Ainsi, l’ailleurs est-il partout et aussi dans le proche. Des pratiques nouvelles apparaissent qui se jouent des oppositions classiques sur lesquelles repose le tourisme. Certains délaissent le lointain pour l’hyper-proximité et, à l’extraordinaire, préfèrent la redécouverte de l’ordinaire. C’est à ce dévoilement du proche qu’invite, par exemple, la visite des Quartiers Nords de Marseille proposée par la coopérative Hôtel du Nord : « il est des quartiers où se cachent des trésors d’histoire et de culture, un patrimoine foisonnant et souvent méconnu que des habitants révèlent, fouillent, interrogent et nous invitent à découvrir ». Mais ne s’agit-il pas d’une nouvelle forme de marchandisation et de spectacularisation, dernier avatar d’un tourisme exploitant un « exotisme de proximité » ? Pas pour Yannick Hascoët, maître de conférences en géographie à l’Université d’Avignon et chercheur associé au laboratoire Environnement-Ville-Société, qui y a consacré une partie de sa thèse de doctorat. « Marchandisation, oui et non, décrypte le jeune chercheur, car le projet s’inscrit dans le modèle de l’économie sociale et solidaire. Les habitants participent, mais pas les opérateurs locaux traditionnels du tourisme. De la même façon, la spectacularisation est relative. Les visiteurs viennent principalement de la région, et même des quartiers Nords, et sont animés par des valeurs éthiques et politiques. Il s’agit pour eux d’accorder à ces territoires une reconnaissance grâce à leur mise en visibilité ». Pour le chercheur, il devient même difficile de parler de tourisme quand sa remise en question atteint un tel degré. « Mieux vaut peut-être parler d’après-tourisme ».

 

Le « touriste » lui-même objet de l’imaginaire

Mais le touriste ne fait pas que puiser dans les imaginaires, il les nourrit également. L’image du « beauf en short » reclus dans son village de vacances en bord de lagon en est devenue l’une des meilleures incarnations. Photographiée par Martin Parr, la massification du tourisme contribue à cette représentation du touriste.

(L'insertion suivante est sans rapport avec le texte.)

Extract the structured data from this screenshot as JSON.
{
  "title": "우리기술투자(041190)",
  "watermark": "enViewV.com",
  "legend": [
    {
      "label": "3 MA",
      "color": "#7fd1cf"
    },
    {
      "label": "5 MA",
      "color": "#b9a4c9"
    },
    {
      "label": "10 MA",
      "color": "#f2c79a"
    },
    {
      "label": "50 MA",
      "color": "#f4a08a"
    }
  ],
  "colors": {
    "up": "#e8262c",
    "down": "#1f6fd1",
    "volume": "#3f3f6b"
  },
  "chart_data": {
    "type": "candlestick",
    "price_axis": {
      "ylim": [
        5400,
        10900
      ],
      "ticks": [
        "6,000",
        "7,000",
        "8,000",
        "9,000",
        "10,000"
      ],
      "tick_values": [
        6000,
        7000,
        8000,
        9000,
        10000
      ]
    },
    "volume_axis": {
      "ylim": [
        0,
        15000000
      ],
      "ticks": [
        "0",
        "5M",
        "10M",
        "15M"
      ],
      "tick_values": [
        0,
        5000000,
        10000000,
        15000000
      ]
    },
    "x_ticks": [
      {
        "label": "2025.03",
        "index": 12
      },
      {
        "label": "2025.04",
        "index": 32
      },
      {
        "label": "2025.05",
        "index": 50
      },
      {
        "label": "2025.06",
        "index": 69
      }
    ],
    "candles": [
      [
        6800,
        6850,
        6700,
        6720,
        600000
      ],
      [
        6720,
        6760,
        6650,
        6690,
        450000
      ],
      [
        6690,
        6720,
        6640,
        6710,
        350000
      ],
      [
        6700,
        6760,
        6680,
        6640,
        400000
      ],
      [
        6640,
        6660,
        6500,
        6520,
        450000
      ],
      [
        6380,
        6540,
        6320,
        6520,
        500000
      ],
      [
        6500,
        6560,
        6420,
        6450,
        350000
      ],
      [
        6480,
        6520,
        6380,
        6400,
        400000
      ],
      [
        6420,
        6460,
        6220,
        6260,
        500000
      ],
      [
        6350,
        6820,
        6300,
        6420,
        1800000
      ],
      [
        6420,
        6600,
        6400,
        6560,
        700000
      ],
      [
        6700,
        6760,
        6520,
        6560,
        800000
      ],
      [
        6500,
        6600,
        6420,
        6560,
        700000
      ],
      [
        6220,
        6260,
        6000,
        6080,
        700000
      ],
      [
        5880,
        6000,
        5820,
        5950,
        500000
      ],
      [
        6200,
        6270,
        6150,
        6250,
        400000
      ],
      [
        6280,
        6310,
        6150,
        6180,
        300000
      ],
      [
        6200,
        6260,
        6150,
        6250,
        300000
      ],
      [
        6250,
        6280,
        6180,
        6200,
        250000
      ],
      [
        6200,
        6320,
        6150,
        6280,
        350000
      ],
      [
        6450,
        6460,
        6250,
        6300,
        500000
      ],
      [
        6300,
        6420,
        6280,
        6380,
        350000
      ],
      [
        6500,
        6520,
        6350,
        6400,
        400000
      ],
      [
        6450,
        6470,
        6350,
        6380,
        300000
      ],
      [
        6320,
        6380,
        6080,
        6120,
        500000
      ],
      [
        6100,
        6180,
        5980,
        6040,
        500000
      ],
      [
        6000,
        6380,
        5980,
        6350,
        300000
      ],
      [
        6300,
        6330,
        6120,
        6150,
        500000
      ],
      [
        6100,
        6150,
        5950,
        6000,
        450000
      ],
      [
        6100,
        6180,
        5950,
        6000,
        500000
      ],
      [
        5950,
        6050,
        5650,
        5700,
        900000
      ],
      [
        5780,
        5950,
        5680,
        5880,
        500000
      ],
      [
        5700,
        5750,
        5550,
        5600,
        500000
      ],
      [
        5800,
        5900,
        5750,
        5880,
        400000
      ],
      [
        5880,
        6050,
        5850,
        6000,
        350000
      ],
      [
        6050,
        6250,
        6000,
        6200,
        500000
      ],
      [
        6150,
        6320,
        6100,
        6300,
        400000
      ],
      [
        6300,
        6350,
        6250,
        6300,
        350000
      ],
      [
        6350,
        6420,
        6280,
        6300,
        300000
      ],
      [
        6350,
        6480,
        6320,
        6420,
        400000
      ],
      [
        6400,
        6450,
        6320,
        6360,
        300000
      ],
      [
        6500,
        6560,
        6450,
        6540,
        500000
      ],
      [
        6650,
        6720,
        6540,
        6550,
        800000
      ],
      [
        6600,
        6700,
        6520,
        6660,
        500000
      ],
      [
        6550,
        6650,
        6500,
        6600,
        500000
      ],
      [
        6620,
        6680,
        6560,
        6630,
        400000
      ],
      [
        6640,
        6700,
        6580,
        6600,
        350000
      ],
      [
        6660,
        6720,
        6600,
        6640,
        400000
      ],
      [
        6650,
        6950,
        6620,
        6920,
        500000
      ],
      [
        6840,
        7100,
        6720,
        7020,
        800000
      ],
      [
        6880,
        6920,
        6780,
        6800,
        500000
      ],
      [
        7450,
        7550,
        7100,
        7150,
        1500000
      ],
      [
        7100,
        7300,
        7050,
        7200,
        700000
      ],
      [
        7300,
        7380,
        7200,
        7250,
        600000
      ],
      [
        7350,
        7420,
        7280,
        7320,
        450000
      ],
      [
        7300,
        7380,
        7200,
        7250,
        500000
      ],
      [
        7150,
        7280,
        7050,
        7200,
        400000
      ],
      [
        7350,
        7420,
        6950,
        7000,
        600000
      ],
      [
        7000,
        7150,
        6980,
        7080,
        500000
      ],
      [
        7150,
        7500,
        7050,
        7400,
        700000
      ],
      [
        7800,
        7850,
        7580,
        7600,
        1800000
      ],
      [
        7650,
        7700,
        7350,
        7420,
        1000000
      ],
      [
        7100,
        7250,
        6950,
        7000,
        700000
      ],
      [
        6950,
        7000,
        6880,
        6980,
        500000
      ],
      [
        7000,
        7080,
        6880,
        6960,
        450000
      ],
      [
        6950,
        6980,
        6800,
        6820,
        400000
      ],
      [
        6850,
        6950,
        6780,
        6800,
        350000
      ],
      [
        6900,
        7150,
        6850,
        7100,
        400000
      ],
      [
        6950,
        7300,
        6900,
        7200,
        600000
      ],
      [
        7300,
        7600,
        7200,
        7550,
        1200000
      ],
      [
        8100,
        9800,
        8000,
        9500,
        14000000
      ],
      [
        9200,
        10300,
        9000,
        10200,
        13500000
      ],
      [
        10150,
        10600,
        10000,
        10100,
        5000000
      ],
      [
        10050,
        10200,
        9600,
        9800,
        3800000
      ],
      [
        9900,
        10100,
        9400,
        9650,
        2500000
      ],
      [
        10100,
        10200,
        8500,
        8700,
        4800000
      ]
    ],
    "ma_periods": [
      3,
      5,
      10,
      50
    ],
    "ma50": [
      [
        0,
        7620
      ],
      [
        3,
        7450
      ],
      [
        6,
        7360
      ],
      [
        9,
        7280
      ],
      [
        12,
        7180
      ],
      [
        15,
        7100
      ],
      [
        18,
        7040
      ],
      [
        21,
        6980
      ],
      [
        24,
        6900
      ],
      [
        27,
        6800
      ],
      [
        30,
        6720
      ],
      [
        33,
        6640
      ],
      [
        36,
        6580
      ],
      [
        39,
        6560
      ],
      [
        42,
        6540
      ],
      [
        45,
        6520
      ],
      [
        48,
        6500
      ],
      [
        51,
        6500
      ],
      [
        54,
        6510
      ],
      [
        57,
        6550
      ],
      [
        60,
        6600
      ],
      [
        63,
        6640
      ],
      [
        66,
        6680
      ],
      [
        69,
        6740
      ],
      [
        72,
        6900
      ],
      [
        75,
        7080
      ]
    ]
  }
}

« Il y a une sorte d’embarras à se percevoir ou - en tout cas - à se revendiquer comme touriste. »
Julien Thiburce Docteur en sciences du langage (LabEx ASLAN – Université de Lyon è UMR 5191 ICAR)

Dès les années 1960, la saturation des sites entraine des conflits d’usage avec les populations résidentes. Accusé de vulgarité, tenu pour responsable de la marchandisation et de la spectacularisation du monde, le touriste pâtit d’une image dégradée. « La catégorie du « touriste » est souvent négative et cela même en dehors de la pratique du tourisme, fait remarquer Julien Thiburce. Celui « qui vient en touriste » est celui qui est mal préparé, peu investi… Il est difficile de savoir si c’est une représentation partagée par toutes et tous, mais il me semble qu’il y a une sorte d’embarras à se percevoir ou – en tout cas – à se revendiquer comme touriste. On se voit comme « voyageur », « promeneur », mais pas « touriste » ».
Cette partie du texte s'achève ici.